Map different phrasings (e.g., “move forward”, “walk forward”) to canonical commands (e.g., “move”)
Return a list of action strings extracted from the line
Example: “Move forward” → [‘move’] or “<move, turn_left>” → [‘move’, ‘turn_left’]
TODO 3: Execute robot commands (in `execute_command`)
Map canonical command names to KarelPupper API methods
One example is provided: “move”/”go”/”forward” → self.pupper.move_forward()
Add mappings for all other Karel API methods you implemented in Step 2
Use appropriate sleep times after each command:
Normal moves/turns: await asyncio.sleep(0.5)
Wiggle/bob actions: await asyncio.sleep(5.5)
Dance actions: await asyncio.sleep(12.0)
Key design considerations:
Your command parsing must match your system prompt format from Step 4
Commands are queued with timestamps and executed sequentially
Stale commands (>20 seconds old) are automatically discarded (already implemented for you)
The system handles multi-line responses and preserves command order (already implemented for you)
Test your complete pipeline. You’ll need three terminals:
Terminal 1: Launch ROS2
cd ~/lab_6_fall_2025/launch ros2 launch launch.py
Terminal 2: Start the command processor
cd ~/lab_6_fall_2025/pupper_llm/karel python3 karel_realtime_commander.py
Terminal 3: Start the voice interface
cd ~/lab_6_fall_2025/pupper_llm python3 realtime_voice.py
Now you can speak to Pupper and watch it execute your commands in real-time! The system will process your voice → generate commands → execute robot actions seamlessly.

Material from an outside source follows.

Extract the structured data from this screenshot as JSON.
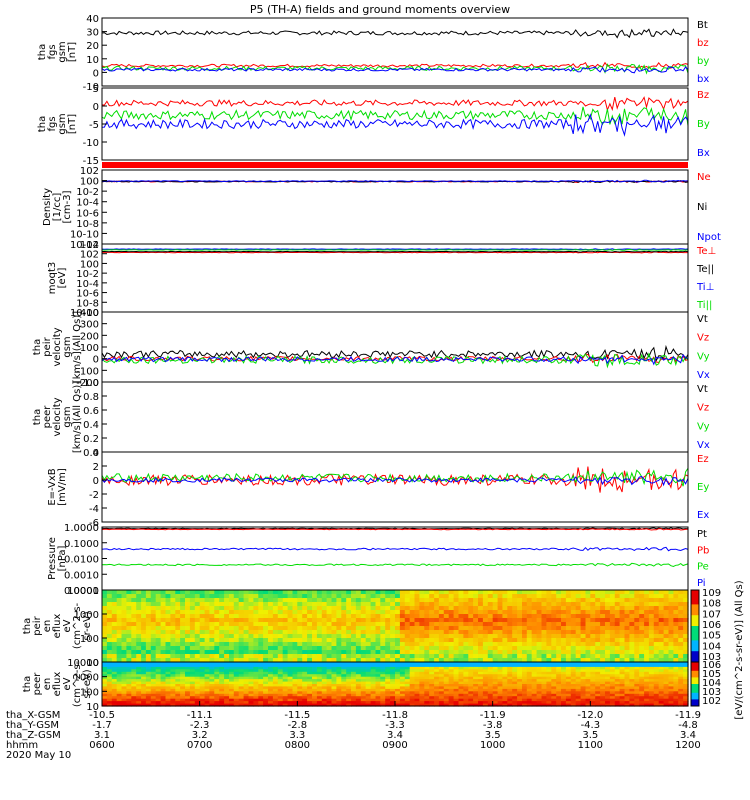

Once you finished debugging, we provide a single script to run all three terminals at once, so that you can deploy the system in a single terminal:
cd ~/lab_6_fall_2025
bash run_realtime.sh
DELIVERABLE: Now that you have implemented the full voice command pipeline, comment on the shortcomings of using this method in a human-robot interaction environment. Do you have suggestions on how to improve these capabilities? Consider aspects like command reliability, user experience, and system robustness.
DELIVERABLE: Test your system with complex multi-step commands (e.g., “Move forward, turn left, then wiggle”). How well does your command parsing handle sequential actions? What challenges arise when chaining multiple commands together?

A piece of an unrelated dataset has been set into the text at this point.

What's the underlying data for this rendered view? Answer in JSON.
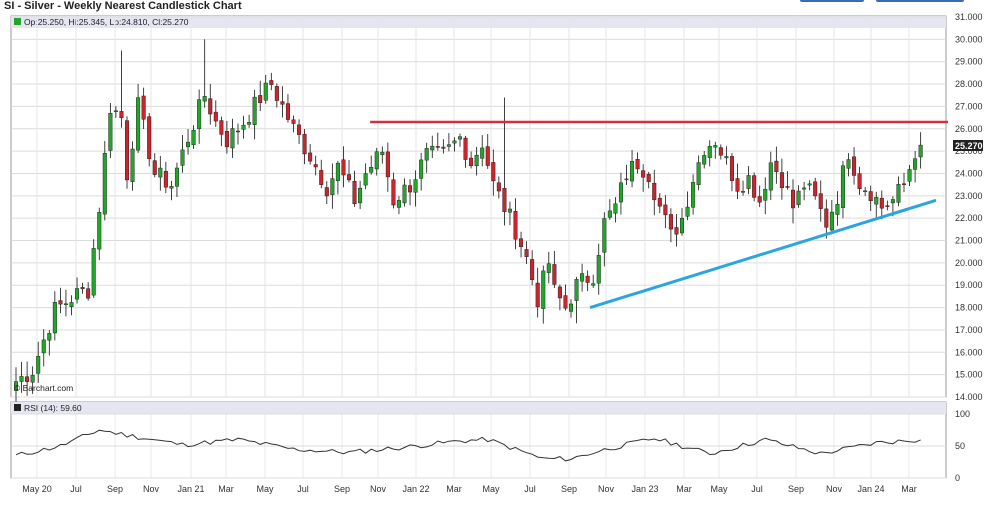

DELIVERABLE: Record a video demonstrating your complete voice-controlled robot system. Show Pupper responding to various voice commands including single actions, multi-step sequences, and different command phrasings. Upload to Gradescope with your submission.
EXTRA CREDIT: Implement error handling and recovery mechanisms in your command parser. For example, add support for “undo last command”, “stop all actions”, or “repeat that command”. How would you modify the system prompt, realtime voice script, and parsing logic to support these meta-commands? (other than ctl+c, of course)
Congratulations on completing Lab 6! You’ve successfully implemented a cutting-edge voice-controlled robot system using OpenAI’s Realtime API. You are welcomed to expand on the karel api to make Pupper do more complex actions, and build upon this for your final project!